Po co w ogóle utrzymywać TVP? Ktoś powie, że dla transmisji sportowych, ktoś powie, że dla teleturnieju „Jeden z dziesięciu”. Ktoś inny stwierdzi, że może porządne newsy wrócą na antenę TVP Info. A więc tak – „Jednego z dziesięciu” będzie faktycznie szkoda. Transmisje sportowe? Spokojnie, komercyjne stacje się tym zaopiekują. Polityczne newsy? Tego akurat w Polsce naprawdę pod dostatkiem.
Tak naprawdę TVP po prostu nie potrzebujemy. I szkoda, że mamy awanturę z przejmowaniem stacji przez nową władzę. Lepsza byłaby awantura (być może jeszcze większa) z wyłączeniem sygnału na dobre. Ale przynajmniej mogłaby to być ostatnia awantura z TVP w roli głównej.
Wyłączyć TVP. Nigdy nie zrobimy sensownej telewizji publicznej
Cała idea, która stoi za naszymi mediami publicznymi, po prostu jest bezsensowna. Mamy tam trochę taniej rozrywki pokroju Sylwester Marzeń, trochę newsów politycznych – i trochę „misji”, którą – umówmy się – mało kto ogląda.
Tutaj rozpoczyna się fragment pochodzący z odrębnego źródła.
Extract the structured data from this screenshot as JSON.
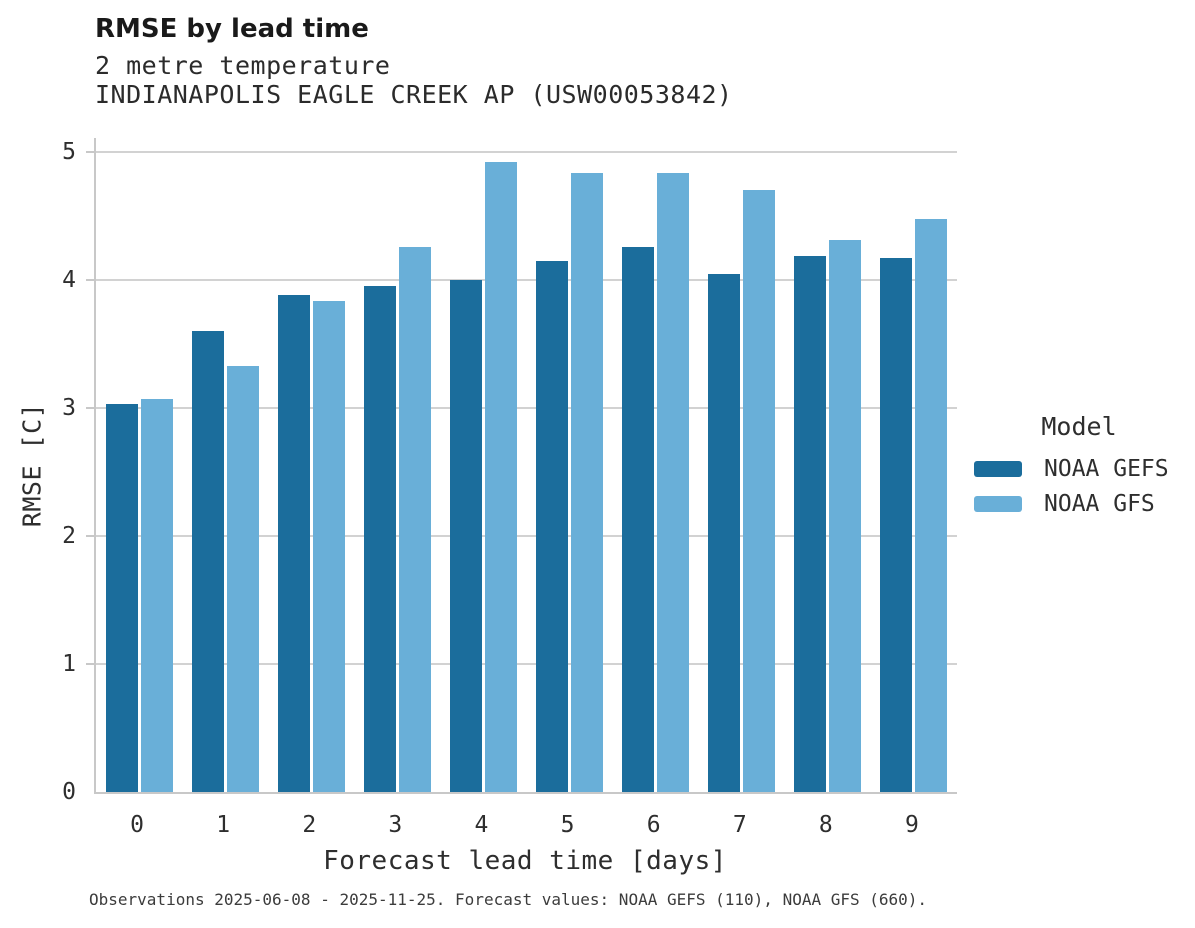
{
  "header": {
    "title": "RMSE by lead time",
    "subtitle1": "2 metre temperature",
    "subtitle2": "INDIANAPOLIS EAGLE CREEK AP (USW00053842)"
  },
  "chart_data": {
    "type": "bar",
    "title": "RMSE by lead time",
    "subtitle": "2 metre temperature — INDIANAPOLIS EAGLE CREEK AP (USW00053842)",
    "categories": [
      "0",
      "1",
      "2",
      "3",
      "4",
      "5",
      "6",
      "7",
      "8",
      "9"
    ],
    "series": [
      {
        "name": "NOAA GEFS",
        "color": "#1b6d9c",
        "values": [
          3.03,
          3.6,
          3.88,
          3.95,
          4.0,
          4.15,
          4.26,
          4.05,
          4.19,
          4.17
        ]
      },
      {
        "name": "NOAA GFS",
        "color": "#69afd8",
        "values": [
          3.07,
          3.33,
          3.84,
          4.26,
          4.92,
          4.84,
          4.84,
          4.7,
          4.31,
          4.48
        ]
      }
    ],
    "xlabel": "Forecast lead time [days]",
    "ylabel": "RMSE [C]",
    "ylim": [
      0,
      5.11
    ],
    "yticks": [
      0,
      1,
      2,
      3,
      4,
      5
    ],
    "grid": true,
    "legend_title": "Model",
    "legend_position": "right"
  },
  "legend": {
    "title": "Model",
    "entries": [
      {
        "label": "NOAA GEFS",
        "color": "#1b6d9c"
      },
      {
        "label": "NOAA GFS",
        "color": "#69afd8"
      }
    ]
  },
  "axes": {
    "xlabel": "Forecast lead time [days]",
    "ylabel": "RMSE [C]"
  },
  "footnote": "Observations 2025-06-08 - 2025-11-25. Forecast values: NOAA GEFS (110), NOAA GFS (660).",
  "colors": {
    "gefs_bar": "#1b6d9c",
    "gfs_bar": "#69afd8",
    "gridline": "#d2d2d2",
    "axis_spine": "#c8c8c8",
    "title_text": "#1a1a1a",
    "body_text": "#2e2e2e",
    "footnote_text": "#3c3c3c",
    "background": "#ffffff"
  }
}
To wszystko finansowane jest trochę wolnorynkowo (z reklam), a trochę z abonamentu (który mało kto tak naprawdę płaci). Skoro abonamentu płacić nie chcemy, władza PiS zdecydowała, że musi wprowadzić dwumiliardowe „rekompensaty”.
To wszystko jest absurdalne – gdyby Polacy czuli, że TVP jest warta ich pieniędzy, płaciliby abonament. Gdyby oferta TVP byłaby wystarczająco atrakcyjna, udałoby się to utrzymać z reklam. W obecnej sytuacji mamy dziwną hydrę, którą i tak koniec końców zarządzają politycy.
Słychać argument, że przecież Brytyjczycy czy Niemcy umieją robić dobre telewizje publiczne. I że my też powinniśmy spróbować. Szkopuł w tym, że próbowaliśmy! Skoro przez ponad trzy dekady nie wyszło, naprawdę marna jest szansa, że kiedyś wyjdzie.
Poza tym w Niemczech czy w Wielkiej Brytanii telewizję publiczną tworzono w czasach, gdy to medium się rozwijało. Teraz wyraźnie się zwija – mówiąc zupełnie poważnie, większy sens chyba miałoby teraz zainwestowanie w publiczną platformę streamingową z prawdziwego zdarzenia.
Nie warto więc się kłócić o TVP, lepiej po prostu państwową telewizję wyłączyć. No, można ewentualnie poczekać aż Tadeusz Sznuk przejdzie na emeryturę.